Нельзя сказать чтобы в его нытье было много оригинального. Зато действительно уникальным был тот факт, что в Сале напрочь отсутствовало чувство отстраненности. Так футбольный фанат выбегает на поле, чтобы перехватить игрока вражеского клуба. Свою жизнь он воспринимал как Большую Игру, и все человечество для него было поделено на две команды: «Сала-со-товарищи» и «Прочие». Хотя каждый матч имел огромное значение, и он следил за такими встречами как одержимый, сам он лишь немногим превосходил просто фаната, выкрикивающего никому не слышные советы в толпе никому не слышных советчиков. Словом, подобно любому фанату, он был постоянно раздражен и обижен тем, что даже в минуту крайней необходимости максимум, что он сделает, так это выбежит на поле и совершит какое-то нарушение правил, после чего под улюлюканье толпы его уволокут охранники.

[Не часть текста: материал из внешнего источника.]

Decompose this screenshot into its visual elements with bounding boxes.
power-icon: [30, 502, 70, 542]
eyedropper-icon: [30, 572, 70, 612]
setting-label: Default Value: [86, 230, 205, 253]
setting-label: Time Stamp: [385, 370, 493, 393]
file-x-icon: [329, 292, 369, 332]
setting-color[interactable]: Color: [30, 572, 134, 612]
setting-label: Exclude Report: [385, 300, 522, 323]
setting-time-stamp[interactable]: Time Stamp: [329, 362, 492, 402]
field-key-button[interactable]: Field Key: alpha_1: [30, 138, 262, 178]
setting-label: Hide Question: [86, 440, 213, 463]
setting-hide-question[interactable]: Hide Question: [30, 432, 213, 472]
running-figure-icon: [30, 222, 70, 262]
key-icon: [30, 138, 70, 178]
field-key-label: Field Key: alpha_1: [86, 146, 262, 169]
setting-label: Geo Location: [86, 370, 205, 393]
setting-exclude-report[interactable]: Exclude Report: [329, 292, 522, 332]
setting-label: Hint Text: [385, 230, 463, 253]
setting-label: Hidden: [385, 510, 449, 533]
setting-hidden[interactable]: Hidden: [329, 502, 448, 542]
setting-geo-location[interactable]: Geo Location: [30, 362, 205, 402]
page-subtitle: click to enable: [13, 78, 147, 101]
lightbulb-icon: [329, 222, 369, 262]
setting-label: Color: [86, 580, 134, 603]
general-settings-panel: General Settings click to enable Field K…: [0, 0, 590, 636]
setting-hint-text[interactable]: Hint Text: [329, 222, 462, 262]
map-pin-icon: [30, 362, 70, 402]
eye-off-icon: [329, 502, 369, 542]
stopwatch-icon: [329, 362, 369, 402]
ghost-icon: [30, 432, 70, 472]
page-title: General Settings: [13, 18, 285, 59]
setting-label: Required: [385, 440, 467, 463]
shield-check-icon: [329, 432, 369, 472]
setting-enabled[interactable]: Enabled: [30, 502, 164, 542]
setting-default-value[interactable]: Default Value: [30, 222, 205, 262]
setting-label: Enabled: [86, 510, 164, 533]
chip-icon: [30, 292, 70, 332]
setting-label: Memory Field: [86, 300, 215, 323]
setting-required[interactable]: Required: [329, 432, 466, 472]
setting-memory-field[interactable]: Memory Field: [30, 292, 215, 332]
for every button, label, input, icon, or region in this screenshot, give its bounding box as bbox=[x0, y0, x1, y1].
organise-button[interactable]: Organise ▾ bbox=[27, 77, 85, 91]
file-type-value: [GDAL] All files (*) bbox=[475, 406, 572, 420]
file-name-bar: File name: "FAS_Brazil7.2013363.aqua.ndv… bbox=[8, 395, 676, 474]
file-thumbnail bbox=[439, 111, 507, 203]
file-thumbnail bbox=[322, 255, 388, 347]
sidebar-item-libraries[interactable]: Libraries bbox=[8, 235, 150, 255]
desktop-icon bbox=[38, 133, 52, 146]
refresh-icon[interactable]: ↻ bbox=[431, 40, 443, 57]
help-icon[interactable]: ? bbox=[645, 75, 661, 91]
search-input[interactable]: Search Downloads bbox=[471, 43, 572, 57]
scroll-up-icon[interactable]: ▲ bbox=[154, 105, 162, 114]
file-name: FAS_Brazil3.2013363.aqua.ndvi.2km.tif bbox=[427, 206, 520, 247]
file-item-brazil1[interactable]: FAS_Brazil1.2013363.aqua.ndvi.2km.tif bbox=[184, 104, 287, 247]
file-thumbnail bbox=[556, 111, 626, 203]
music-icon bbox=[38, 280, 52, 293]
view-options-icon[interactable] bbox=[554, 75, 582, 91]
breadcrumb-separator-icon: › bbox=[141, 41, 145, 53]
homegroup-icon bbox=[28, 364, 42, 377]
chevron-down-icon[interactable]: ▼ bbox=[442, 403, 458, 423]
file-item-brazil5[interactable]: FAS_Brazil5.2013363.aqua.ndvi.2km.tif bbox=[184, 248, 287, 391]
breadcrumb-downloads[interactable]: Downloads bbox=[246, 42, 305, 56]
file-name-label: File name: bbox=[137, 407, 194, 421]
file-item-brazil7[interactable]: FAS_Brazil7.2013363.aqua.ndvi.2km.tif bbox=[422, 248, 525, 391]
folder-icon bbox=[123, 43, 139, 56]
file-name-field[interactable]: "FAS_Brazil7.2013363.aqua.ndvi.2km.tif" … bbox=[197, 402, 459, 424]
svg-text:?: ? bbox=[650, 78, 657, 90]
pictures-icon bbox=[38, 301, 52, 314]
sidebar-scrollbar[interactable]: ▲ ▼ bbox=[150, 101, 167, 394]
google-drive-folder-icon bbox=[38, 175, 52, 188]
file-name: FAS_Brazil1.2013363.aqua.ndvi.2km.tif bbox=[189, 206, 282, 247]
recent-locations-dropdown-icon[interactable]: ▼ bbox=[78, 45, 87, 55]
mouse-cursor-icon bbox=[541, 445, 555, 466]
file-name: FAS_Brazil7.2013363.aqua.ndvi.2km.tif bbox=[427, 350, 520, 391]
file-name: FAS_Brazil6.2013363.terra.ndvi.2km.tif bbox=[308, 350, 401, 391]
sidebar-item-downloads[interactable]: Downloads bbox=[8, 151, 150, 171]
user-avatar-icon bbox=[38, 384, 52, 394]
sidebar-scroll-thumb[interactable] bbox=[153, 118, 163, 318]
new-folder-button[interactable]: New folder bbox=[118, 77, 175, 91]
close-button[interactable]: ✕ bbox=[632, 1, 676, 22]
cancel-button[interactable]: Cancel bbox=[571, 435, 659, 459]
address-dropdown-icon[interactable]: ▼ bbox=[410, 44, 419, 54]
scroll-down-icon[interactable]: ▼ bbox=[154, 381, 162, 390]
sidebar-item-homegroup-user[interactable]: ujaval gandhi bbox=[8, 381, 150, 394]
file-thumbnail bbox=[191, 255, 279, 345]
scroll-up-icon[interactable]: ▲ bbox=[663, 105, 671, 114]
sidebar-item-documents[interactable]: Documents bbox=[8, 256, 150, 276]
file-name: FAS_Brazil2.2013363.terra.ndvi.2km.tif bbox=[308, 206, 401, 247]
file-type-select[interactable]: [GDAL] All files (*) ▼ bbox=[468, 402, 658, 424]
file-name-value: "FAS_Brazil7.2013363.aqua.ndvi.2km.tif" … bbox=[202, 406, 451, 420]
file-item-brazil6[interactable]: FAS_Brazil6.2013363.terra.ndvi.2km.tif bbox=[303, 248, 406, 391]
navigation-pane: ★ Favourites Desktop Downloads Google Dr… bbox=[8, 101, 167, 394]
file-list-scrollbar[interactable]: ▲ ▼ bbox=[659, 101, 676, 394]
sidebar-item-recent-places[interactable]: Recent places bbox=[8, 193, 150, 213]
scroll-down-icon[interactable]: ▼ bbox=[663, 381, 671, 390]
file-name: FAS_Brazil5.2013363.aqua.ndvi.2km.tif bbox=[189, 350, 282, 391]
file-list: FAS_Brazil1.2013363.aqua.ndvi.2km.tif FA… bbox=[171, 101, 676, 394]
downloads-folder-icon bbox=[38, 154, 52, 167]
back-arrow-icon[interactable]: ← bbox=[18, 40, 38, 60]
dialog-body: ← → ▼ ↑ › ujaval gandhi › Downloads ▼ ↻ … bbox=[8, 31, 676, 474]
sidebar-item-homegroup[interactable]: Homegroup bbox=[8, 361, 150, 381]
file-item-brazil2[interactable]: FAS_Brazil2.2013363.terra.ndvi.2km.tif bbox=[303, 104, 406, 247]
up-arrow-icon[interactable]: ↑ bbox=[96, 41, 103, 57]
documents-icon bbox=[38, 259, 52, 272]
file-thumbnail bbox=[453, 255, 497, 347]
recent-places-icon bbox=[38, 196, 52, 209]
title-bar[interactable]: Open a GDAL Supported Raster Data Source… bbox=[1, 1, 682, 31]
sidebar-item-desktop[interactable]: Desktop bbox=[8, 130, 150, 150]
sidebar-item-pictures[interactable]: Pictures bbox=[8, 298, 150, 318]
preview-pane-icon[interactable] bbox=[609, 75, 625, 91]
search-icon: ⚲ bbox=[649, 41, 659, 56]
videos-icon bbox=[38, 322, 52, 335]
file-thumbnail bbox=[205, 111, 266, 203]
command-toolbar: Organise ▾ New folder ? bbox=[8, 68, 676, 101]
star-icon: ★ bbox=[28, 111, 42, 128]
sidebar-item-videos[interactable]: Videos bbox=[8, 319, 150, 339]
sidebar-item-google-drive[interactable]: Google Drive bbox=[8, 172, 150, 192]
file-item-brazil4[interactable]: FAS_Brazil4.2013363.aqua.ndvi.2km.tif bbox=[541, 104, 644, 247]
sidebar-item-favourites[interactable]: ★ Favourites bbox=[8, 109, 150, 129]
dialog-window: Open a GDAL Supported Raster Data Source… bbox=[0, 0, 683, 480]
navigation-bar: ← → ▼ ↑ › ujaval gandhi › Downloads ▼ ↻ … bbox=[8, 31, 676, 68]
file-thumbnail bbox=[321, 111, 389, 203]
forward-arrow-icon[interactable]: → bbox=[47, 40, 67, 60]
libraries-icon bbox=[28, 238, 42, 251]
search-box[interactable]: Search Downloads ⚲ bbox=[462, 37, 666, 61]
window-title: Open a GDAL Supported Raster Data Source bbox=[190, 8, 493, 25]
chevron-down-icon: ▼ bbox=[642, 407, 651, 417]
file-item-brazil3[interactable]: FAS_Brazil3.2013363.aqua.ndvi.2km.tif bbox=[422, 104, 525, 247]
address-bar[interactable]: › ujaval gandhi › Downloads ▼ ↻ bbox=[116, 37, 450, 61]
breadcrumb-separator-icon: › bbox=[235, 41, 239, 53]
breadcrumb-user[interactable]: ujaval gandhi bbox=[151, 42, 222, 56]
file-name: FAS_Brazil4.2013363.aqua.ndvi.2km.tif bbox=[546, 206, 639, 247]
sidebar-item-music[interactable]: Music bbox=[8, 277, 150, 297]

До университета мы так и не добрались, потому что с Салой приключился, можно сказать, эпилептический припадок, и нам пришлось поворачивать оглобли. Я серьезно встревожился, однако он обратил все в шутку и отказался уступить руль.
На обратном пути в редакцию я поинтересовался, как ему удалось в течение целого года не потерять работу.
Он издал смешок:
– А что им остается делать? Я единственный профи на этом острове.
Когда мы добрались до места, выяснилось, что нахальные молодчики исчезли – зато в самой редакции царил семибалльный шторм. Во-первых, объявил о своем уходе Тиррелл, наша рабочая лошадка, а во-вторых, на выходе из здания профсоюзные бандиты отловили Моберга и избили его до полусмерти. В отместку за поражение, полученное от Йимона.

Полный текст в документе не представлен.